Hacer mas, lo sabemos, no pudo. Los límites de su investidura le impidieron actos mas directos ante genocidios como los de Guatemala, Chile, Argentina, o Colombia frente a una omnipresente Estados Unidos que los fogoneaba. Pero pudo, junto a esta ahora denunciada “casta política” española por admiradores de terroristas de Estado, alimentar y salvar centenares de miles de vidas. Y cuando llegó, en los años 80 del siglo pasado, la recuperación de las democracias latinoamericanas, como ocurrió con Adolfo Suárez, también en Usted posaron sus ojos los latinoamericanos. Querían saber como hicieron para cerrar en España tantas décadas de fractura social. Algunos comprendieron el modelo, lo aplican y están progresando, a veces a trompicones.
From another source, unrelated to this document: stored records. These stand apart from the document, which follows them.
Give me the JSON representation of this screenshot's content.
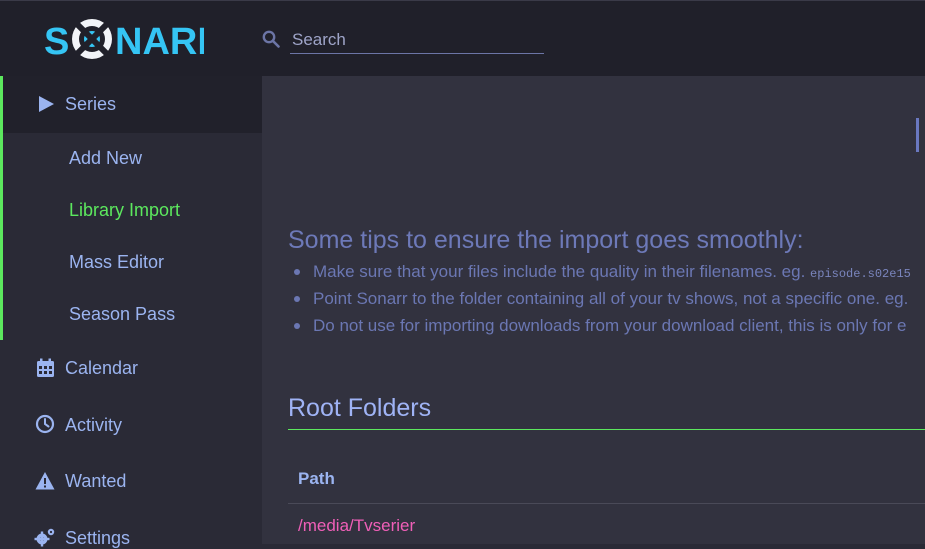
{
  "app": {
    "brand": "SONARR"
  },
  "search": {
    "placeholder": "Search"
  },
  "sidebar": {
    "items": [
      {
        "label": "Series",
        "icon": "play-icon"
      },
      {
        "label": "Calendar",
        "icon": "calendar-icon"
      },
      {
        "label": "Activity",
        "icon": "clock-icon"
      },
      {
        "label": "Wanted",
        "icon": "warning-icon"
      },
      {
        "label": "Settings",
        "icon": "cogs-icon"
      }
    ],
    "series_sub": [
      {
        "label": "Add New"
      },
      {
        "label": "Library Import",
        "active": true
      },
      {
        "label": "Mass Editor"
      },
      {
        "label": "Season Pass"
      }
    ]
  },
  "main": {
    "tips_title": "Some tips to ensure the import goes smoothly:",
    "tips": [
      {
        "text": "Make sure that your files include the quality in their filenames. eg. ",
        "code": "episode.s02e15"
      },
      {
        "text": "Point Sonarr to the folder containing all of your tv shows, not a specific one. eg."
      },
      {
        "text": "Do not use for importing downloads from your download client, this is only for e"
      }
    ],
    "root_folders_title": "Root Folders",
    "table": {
      "column": "Path",
      "rows": [
        {
          "path": "/media/Tvserier"
        }
      ]
    }
  },
  "colors": {
    "accent_green": "#5ce85e",
    "link_blue": "#9bb4f0",
    "path_pink": "#f05fb8",
    "logo_cyan": "#35c5f4"
  }
}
Otros mantienen el “ojo por ojo” y la fractura social, como intentan ya minúsculos sectores españoles tras su abdicación. Decisión constitucional que, estoy seguro, la mayoría aceptará en paz, e impedirá que quienes aplauden modelos sin pluralismo político (uno de cuyos líderes Usted acertadamente mandara callar), y sucesiones presidenciales familiares como en Cuba, reimplanten “las dos España” para, tras fracturar, gobernar dictatorialmente. Gracias por el ejemplo, aun en sus errores. Y disculpe si aún muchos, allende el Atlántico, no han reaccionado en su favor pese a deberle hasta la vida.